I’m mostly interested in working with custom data sets. It took me a little digging to figure out how to create my own Dataset objects. The 🤗 Datasets documentation shows how to create Dataset objects from dictionaries:

from datasets import Dataset
ds = Dataset.from_dict({"pokemon": ["bulbasaur", "squirtle"], "type": ["grass", "water"]})

and Pandas DataFrames:

ds = Dataset.from_pandas(df)

One common pattern in the 🤗 tutorials is to tokenize the text data in a dataset object:

def tokenize_dataset(dataset):
    return tokenizer(dataset["text"])
dataset = dataset.map(tokenize_dataset, batched=True)

The map() function can call the given function on each record, but it seems to be more common to pass the batched=True argument that will call the function on batches. In that case, in each call, the function receives a dictionary with a subset of rows from the original Dataset, organized by columns. The function is expected to return a dictionary of scalar (if not batched) or list (if batched) values. The map function will use these values to overwrite or add new columns to produce a new Dataset object.
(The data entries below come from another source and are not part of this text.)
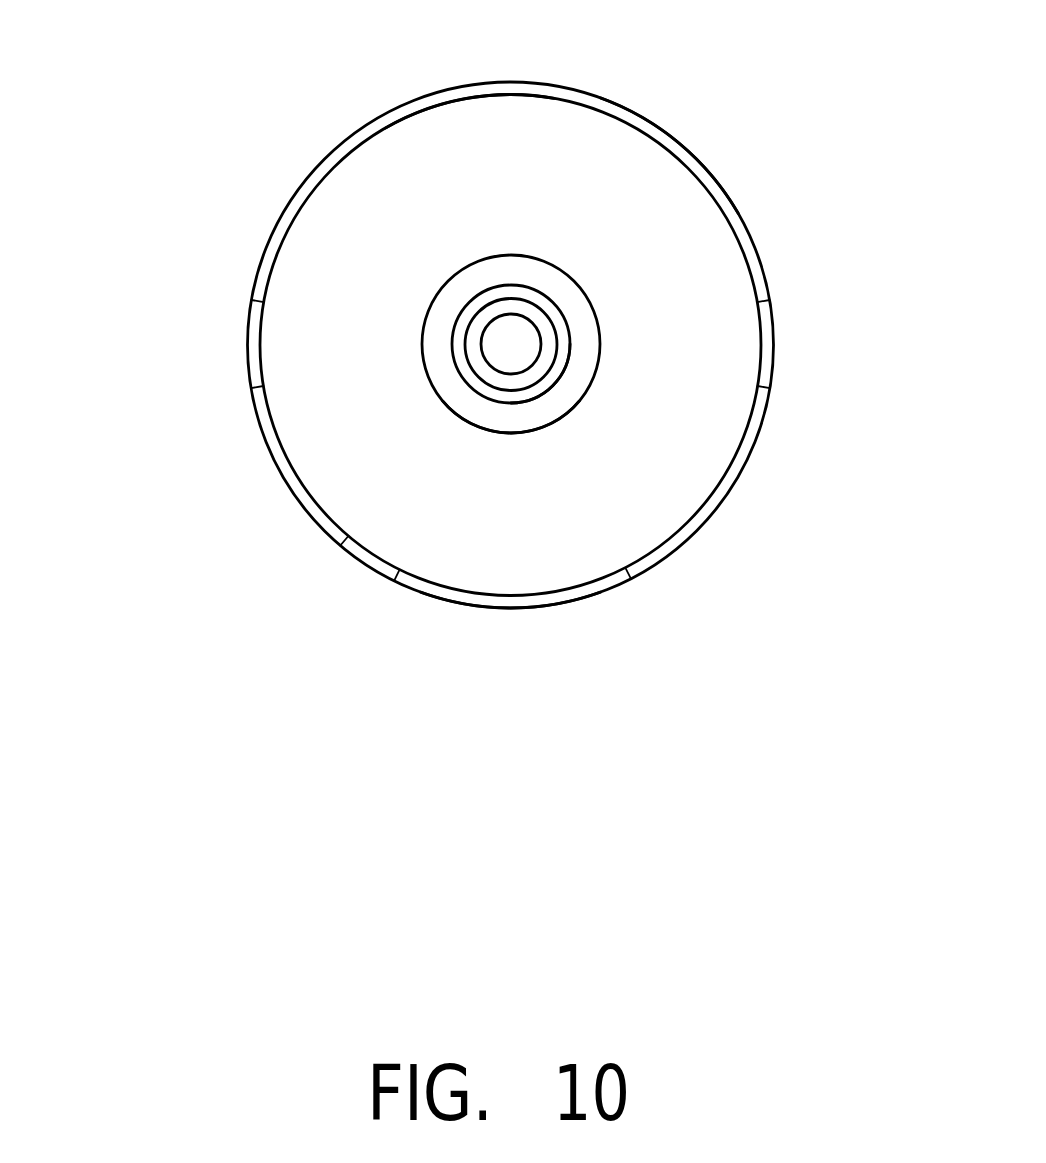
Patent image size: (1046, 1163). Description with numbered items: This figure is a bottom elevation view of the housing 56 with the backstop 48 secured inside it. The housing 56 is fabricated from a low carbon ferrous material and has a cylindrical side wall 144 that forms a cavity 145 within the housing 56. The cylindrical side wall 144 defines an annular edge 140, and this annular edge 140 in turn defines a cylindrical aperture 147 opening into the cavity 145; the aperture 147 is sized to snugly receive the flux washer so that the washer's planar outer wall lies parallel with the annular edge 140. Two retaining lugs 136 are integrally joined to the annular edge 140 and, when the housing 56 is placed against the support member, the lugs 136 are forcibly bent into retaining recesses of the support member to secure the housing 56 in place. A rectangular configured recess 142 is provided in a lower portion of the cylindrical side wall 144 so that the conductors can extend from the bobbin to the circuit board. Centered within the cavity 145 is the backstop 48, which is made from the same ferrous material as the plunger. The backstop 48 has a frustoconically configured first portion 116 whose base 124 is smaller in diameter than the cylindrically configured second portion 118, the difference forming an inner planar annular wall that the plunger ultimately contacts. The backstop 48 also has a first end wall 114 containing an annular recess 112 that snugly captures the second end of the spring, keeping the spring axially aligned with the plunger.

The backstop 48 is at (565, 295).
The housing 56 is at (738, 228).
The annular recess 112 is at (505, 350).
The first end wall 114 is at (538, 370).
The first portion 116 is at (560, 336).
The second portion 118 is at (543, 430).
The base 124 is at (568, 363).
The retaining lugs 136 is at (765, 352).
The annular edge 140 is at (270, 443).
The rectangular configured recess 142 is at (514, 600).
The cylindrical side wall 144 is at (665, 125).
The cavity 145 is at (490, 180).
The cylindrical aperture 147 is at (347, 533).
>>> from datasets import load_dataset
>>> ds = load_dataset("cornell-movie-review-data/rotten_tomatoes", split="validation")
>>> def add_prefix(batch):
        batch["text"] = ["Review: " + text for text in batch["text"]]
        return batch
>>> ds = ds.map(add_prefix, batched=True)
>>> ds[0:3]["text"]
['Review: compassionately explores the seemingly irreconcilable situation between conservative christian parents and their estranged gay and lesbian children .',
 'Review: the soundtrack alone is worth the price of admission .',
 'Review: rodriguez does a splendid job of racial profiling hollywood style--casting excellent latin actors of all ages--a trend long overdue .']

Creating Datasets for the Spam Data

I used what I learned to create Dataset objects for the spam classification data. The data are partitioned and stored as Feather files. The data contain five columns: label (string of “ham” or “spam”), email body, email from address, email to address, and subject.

dfs = []
for flname in glob.glob(os.path.join(dirname, "*.feather")):
    dfs.append(pd.read_feather(flname))
dataset_df = pd.concat(dfs, ignore_index=False)
dataset_df.rename(columns={"body" : "text", "label" : "text_label"}, inplace=True)

# create numerical labels from string labels
dataset_df["label"] = [label2id[text_label] for text_label in dataset_df["text_label"]]

# only keep the email body and numerical label
dataset_df = dataset_df[["text", "label"]]

train_df, rest_df = model_selection.train_test_split(
                          dataset_df,
                          train_size=args.training_size,
                          stratify=dataset_df["label"],
                          shuffle=True)
_, test_df = model_selection.train_test_split(
                   rest_df,
                   test_size=args.testing_size,
                   stratify=rest_df["label"],
                   shuffle=True)

train_ds = Dataset.from_pandas(train_df)
test_ds = Dataset.from_pandas(test_df)

Conclusion

The Dataset objects are likely a Pandas DataFrame in some ways. They store a 2D table of data as rows and columns. They provide functions for adding and removing columns and vectorized transformation operations. They also provide support for non-text data like audio or image data.